Sometimes the internal customer is right too...Today we heard that British Airways has taken a big step in how it handles the PDAs and smart phones used by certain staff.
Traditionally, there are two approaches to a problem that affects most organisations now. At one extreme there is a lock-down, with mandates that only a certain device or devices based on a certain operating system be used. The BBC went through these growing pains some years ago, as revealed by silicon.com.
At the other end of the spectrum are organisations that bury their heads in the sand. We see this all too often, where otherwise well-run networks get all sorts of devices connecting to them unchecked. (And in case you ask, yes, iPods can be a danger here too – one of the reasons we follow that market.)
But BA is thinking differently. With the help of one main partner, a mobile middleware provider, it has told some 500 or so executives that, within reason, they can use devices of their choice.
Sure, there are management issues, but as one analyst in this space pointed out, this is far better than letting all sorts of problems come in under the radar screen.
In a similar way, we are increasingly seeing all sorts of organisations realise that far from trying to dictate which wireless networks their staff use, they should try to remain open-minded.
At this week's WLAN Event show in London, that has been a theme. Much like the days of PDAs surreptitiously being synced beside work PCs, we all know the stories about wireless LAN access points being connected to networks on individuals' desks. (Actually more likely underneath them, out of site, but that's a minor detail.) The idea was that if employers weren't going to set up flexible working in an office, hey, an IT literate staffer would.
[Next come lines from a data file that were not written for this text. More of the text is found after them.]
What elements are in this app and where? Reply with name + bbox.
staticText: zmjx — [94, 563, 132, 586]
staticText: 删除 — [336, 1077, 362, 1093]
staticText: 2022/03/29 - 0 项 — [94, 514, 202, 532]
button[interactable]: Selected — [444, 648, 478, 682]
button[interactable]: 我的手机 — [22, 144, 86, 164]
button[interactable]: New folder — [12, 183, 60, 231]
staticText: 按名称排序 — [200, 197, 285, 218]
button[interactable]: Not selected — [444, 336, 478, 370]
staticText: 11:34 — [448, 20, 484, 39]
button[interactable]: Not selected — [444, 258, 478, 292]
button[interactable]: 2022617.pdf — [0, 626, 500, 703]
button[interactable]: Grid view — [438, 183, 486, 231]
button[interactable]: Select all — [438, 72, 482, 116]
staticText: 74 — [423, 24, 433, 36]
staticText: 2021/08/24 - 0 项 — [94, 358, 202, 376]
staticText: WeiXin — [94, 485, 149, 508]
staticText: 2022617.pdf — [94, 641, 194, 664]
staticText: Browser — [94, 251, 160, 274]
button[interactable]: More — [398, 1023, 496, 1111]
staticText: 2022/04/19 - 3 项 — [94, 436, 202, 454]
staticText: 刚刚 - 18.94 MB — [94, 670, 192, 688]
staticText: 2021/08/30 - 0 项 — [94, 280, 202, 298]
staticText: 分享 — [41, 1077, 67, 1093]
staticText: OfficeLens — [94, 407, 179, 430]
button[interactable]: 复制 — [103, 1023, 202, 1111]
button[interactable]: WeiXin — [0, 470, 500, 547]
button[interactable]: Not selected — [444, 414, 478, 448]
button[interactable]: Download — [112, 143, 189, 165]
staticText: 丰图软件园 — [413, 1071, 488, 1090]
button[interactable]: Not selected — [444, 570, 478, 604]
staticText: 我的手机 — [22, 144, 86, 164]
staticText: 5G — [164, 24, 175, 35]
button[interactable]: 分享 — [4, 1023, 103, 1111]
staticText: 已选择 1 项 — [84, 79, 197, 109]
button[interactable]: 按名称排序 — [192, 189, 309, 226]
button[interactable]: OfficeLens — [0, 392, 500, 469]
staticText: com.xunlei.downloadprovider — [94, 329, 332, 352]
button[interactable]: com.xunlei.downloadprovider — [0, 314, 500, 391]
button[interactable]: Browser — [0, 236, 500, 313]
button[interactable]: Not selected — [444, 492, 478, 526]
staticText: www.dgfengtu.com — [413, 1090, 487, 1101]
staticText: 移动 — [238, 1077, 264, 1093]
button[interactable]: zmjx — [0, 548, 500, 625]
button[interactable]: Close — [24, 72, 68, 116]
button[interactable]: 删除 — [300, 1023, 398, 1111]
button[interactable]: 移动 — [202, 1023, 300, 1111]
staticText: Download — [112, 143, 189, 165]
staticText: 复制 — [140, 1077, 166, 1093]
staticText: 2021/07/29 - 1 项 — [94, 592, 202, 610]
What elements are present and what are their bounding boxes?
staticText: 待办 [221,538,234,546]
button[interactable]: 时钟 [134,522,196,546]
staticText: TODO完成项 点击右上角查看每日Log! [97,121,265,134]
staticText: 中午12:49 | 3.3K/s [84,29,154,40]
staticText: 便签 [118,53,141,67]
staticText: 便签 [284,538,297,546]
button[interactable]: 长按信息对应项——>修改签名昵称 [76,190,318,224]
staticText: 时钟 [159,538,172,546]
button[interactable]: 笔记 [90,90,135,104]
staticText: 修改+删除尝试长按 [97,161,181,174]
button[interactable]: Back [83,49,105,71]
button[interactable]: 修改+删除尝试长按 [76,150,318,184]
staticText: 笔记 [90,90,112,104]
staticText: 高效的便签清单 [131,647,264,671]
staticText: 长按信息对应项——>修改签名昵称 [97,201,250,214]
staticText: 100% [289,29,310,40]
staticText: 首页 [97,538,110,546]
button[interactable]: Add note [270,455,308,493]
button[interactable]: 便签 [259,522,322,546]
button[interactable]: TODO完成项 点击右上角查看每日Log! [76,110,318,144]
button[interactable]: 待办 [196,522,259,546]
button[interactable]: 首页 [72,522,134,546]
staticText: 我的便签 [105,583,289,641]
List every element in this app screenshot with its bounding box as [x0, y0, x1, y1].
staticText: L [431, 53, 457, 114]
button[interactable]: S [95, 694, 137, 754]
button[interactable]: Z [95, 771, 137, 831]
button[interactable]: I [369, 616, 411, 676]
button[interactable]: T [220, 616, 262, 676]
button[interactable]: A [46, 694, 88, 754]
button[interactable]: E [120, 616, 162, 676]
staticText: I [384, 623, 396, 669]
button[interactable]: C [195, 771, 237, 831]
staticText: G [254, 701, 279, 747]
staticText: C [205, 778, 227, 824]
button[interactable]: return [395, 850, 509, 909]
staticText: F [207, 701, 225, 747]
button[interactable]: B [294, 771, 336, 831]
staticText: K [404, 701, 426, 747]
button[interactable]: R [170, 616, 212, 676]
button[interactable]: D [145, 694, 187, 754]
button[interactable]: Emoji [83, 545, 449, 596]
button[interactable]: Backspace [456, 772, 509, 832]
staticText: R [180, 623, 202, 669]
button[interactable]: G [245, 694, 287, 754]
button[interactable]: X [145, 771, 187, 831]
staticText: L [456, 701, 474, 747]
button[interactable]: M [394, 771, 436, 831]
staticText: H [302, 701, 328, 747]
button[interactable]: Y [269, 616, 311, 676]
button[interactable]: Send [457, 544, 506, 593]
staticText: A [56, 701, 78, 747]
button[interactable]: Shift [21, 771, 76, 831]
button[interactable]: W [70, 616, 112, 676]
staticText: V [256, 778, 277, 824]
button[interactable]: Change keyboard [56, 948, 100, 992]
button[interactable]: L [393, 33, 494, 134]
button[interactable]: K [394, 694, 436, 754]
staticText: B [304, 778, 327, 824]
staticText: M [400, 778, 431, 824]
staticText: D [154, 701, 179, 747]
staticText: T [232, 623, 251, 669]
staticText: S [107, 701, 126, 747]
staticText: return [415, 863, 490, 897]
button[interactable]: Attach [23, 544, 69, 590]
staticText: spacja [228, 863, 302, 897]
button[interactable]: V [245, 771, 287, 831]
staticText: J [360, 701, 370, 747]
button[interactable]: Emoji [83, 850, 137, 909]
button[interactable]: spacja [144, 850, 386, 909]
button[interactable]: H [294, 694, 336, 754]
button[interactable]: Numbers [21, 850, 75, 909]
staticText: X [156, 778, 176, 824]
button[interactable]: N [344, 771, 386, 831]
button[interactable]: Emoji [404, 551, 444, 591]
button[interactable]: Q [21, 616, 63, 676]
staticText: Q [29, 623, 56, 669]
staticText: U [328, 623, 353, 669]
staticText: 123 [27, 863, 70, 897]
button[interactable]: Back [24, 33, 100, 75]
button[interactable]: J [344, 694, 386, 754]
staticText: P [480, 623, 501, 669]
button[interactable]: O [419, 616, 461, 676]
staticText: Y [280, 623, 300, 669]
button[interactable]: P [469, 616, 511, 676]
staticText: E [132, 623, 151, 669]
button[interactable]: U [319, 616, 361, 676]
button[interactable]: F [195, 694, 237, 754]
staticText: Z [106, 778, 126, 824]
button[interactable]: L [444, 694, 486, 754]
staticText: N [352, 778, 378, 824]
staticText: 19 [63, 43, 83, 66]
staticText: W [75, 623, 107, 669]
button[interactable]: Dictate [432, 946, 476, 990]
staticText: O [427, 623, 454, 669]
Spot the trends here? In this age of options when it comes to technology, it is hard if not impossible to ignore the ways that staff want to work. Trying to control behaviour – whether that be a device that is used or a bearer technology – rather than simplifying matters often leads to bigger problems.
That's why we back choice in the way we work, wherever possible – and, indeed, wherever economical.
But there is another good reason to ride this particular train. If a member of staff is choosing a Bluetooth connection one minute, Wi-Fi the next, then maybe 3G at another point in time, or if they are married to a particular smart phone, maybe, just maybe, there's a good reason for that.